Similarly, an undisclosed client may be held responsible, since he must also bear his or her expenses. Thus, the lenders and borrowers/tenants are directly and totally linked to each other by the technique of the P-A contract in the tenancy agreement, as if each had directly signed a contract with the other. Similarly, an agent is liable if he does not disclose the agency and the identity of the client during the contracting work. In this case, the agent is subject to all contractual debts, as if the representative were the principal interested. Also keep in mind that the right of a contractor/financier to impose a contract is primarily above the rights of the agent. In general, the courts do not regard contractual terms as an exclusion from the intervention of an undisclosed client, unless the agent as a sole contractor is clearly intentional and thus documented. The agency`s concepts disclosed and undisclosed have already been briefly mentioned. The undisclosed agency is the usual type of agency where a third party knows that they are working through an agent.
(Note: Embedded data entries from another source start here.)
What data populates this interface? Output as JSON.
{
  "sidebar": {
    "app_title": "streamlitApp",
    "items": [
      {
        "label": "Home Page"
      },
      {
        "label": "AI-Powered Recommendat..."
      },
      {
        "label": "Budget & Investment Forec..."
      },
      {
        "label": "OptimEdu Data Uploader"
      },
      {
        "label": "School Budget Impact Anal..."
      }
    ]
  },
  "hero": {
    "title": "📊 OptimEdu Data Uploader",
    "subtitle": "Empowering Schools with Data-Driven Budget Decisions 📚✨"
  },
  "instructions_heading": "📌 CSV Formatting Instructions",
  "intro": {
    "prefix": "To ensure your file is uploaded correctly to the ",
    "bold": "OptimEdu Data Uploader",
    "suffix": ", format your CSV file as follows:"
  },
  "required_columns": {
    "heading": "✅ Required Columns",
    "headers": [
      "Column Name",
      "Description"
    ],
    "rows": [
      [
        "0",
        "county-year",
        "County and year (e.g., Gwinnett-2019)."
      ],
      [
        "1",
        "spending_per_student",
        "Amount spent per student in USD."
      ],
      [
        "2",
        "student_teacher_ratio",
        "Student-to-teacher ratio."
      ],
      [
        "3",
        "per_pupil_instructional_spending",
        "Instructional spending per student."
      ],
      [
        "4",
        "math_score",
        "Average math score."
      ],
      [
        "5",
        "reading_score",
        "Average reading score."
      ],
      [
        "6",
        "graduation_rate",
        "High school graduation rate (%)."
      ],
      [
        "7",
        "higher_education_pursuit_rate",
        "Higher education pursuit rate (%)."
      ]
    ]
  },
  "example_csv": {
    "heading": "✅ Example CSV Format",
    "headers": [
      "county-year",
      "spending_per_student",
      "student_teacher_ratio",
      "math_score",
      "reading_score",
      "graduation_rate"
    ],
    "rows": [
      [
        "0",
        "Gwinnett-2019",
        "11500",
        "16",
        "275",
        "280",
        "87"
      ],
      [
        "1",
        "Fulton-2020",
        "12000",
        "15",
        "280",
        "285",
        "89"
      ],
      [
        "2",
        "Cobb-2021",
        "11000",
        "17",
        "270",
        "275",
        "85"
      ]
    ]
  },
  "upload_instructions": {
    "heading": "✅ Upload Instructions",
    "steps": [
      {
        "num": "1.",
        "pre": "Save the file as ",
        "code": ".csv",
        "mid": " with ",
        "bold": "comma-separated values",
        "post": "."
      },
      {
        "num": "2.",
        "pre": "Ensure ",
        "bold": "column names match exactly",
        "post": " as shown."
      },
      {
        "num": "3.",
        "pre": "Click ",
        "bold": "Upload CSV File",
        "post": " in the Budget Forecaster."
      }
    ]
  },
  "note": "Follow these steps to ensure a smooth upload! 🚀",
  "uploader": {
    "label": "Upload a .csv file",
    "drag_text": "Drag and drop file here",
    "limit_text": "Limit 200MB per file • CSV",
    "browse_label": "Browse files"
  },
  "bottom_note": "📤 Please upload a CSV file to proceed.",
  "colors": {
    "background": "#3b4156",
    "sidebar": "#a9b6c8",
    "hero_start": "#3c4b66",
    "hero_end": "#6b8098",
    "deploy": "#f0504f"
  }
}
In an undisclosed agency, a third party does not know whether or not they are working on an agent. According to Cooke-Sons v Eshelby (1887), where an agent sometimes acts for a client, and sometimes in his own name, an agreement should be treated as if it were executed within an undisclosed agency. If no client is involved and the agent actually acts on his own behalf, no problems can arise, but it is up to the third party to take the risk that a client may be involved and that third party will inquire about whether an agent is involved: if the agent is lying, the contract is not valid for a misrepresentation. Financing leases under a main contract and agency contract (“AP”) is a common financing technique for the supply of commercial equipment in all states of Australia.
The law itself, which can be traced back to the reign of Lord Tenterde de Thompson v Davenport in 1829, but ultimately formalized somewhat differently from Parke B to Heald v Kenworthy in 1855, suggests that there is an agency relationship, but if it is not revealed at all, the counterparty may sue the agent or (if his identity appears later) the sponsor.